Doom, Gloom & College:Reader Andi Silver recently pointed me to a hilarious essay entitled “Are Newspapers Doomed ?” This would not automatically be funny to moi, who derives both sustenance and satisfication from a major metro that has, to put it mildly, seen better days. Chalk it up to the skill of writer Joseph Epstein and the editors of Commentary magazine for serving up a dish that me laughing even as it suggested my goose is cooked.
Consider, for instance, this following line that Epstein tosses off while explaining why he considers today’s newspapers irrelevant as compared to legendary opinion leaders of the past such as Walter Lippmann:
“I almost never read the editorials, following the advice of the journalist Jack Germond who once compared the writing of a newspaper editorial to wetting oneself in a dark-blue serge suit: “It gives you a nice warm feeling, but nobody notices.”

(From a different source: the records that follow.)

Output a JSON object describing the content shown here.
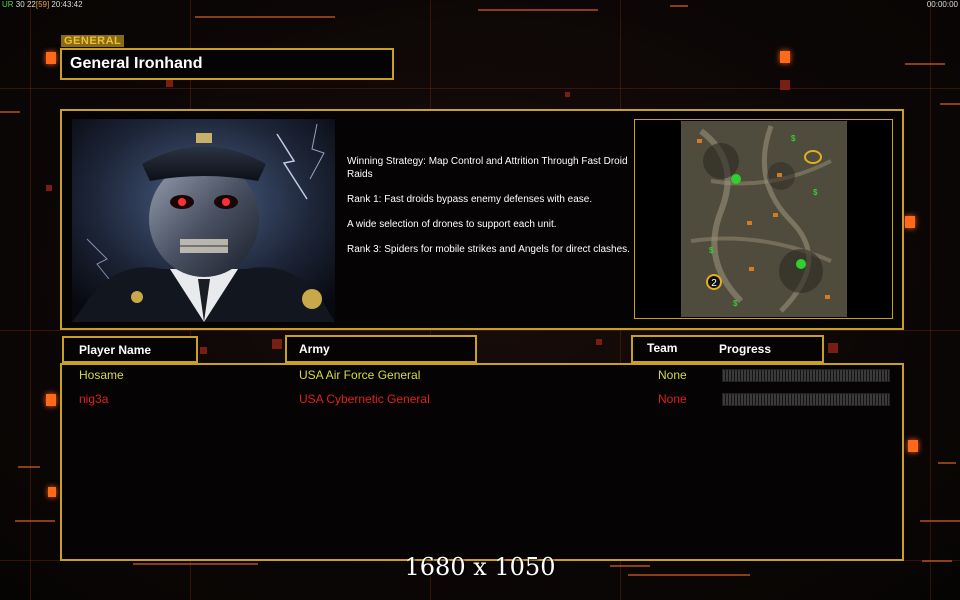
{
  "top_bar": {
    "left_prefix": "UR",
    "left_count": "30",
    "left_fps": "22",
    "left_fps_bracket": "[59]",
    "left_clock": "20:43:42",
    "right_clock": "00:00:00"
  },
  "general": {
    "tag": "GENERAL",
    "name": "General Ironhand"
  },
  "strategy": {
    "lines": [
      "Winning Strategy: Map Control and Attrition Through Fast Droid Raids",
      "Rank 1: Fast droids bypass enemy defenses with ease.",
      "A wide selection of drones to support each unit.",
      "Rank 3: Spiders for mobile strikes and Angels for direct clashes."
    ]
  },
  "minimap": {
    "player_marker_label": "2",
    "supply_label": "$"
  },
  "headers": {
    "player_name": "Player Name",
    "army": "Army",
    "team": "Team",
    "progress": "Progress"
  },
  "players": [
    {
      "name": "Hosame",
      "army": "USA Air Force General",
      "team": "None",
      "progress": 0,
      "color": "#d8d84a"
    },
    {
      "name": "nig3a",
      "army": "USA Cybernetic General",
      "team": "None",
      "progress": 0,
      "color": "#e02020"
    }
  ],
  "watermark": "1680 x 1050",
  "colors": {
    "accent": "#c9a122",
    "bg": "#050303"
  }
}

But the point of the essay, so far as I could distill it in a sentence, is that newspaper journalism has become a leak-driven process of fault-finding that presumes the Fourth Estate is there to wag the finger at the naughty. Journalism, he says, has become politicized and Epstein knows where to affix the blame, as he writes:
“The politicization of contemporary journalists surely has a lot to do with the fact that almost all of them today are university-trained. In Newspaper Days, H.L. Mencken recounts that in 1898, at the age of eighteen, he had a choice of going to college, there to be taught by German professors and on weekends to sit in a raccoon coat watching football games, or of getting a job on a newspaper, which would allow him to zip off to fires, whorehouse raids, executions, and other such festivities.”
This thought has been stewing in my head for weeks. I’m not sure whether I entirely agree or what I should do. Burn my degrees? But I will think on this some more in future entries. Meanwhile, read Epstein yourself.
In case you wondered: Poynter commentator Chip Scanlon has a piece entitled “Why I Blog,” that has some interesting and prescriptive tips, once you get past what I considered to be the navel-gazing up top. There is a recipe that is fun and which I clipped out and pasted to my computer. Satisfaction is the prime ingredient — it sure ain’t the money!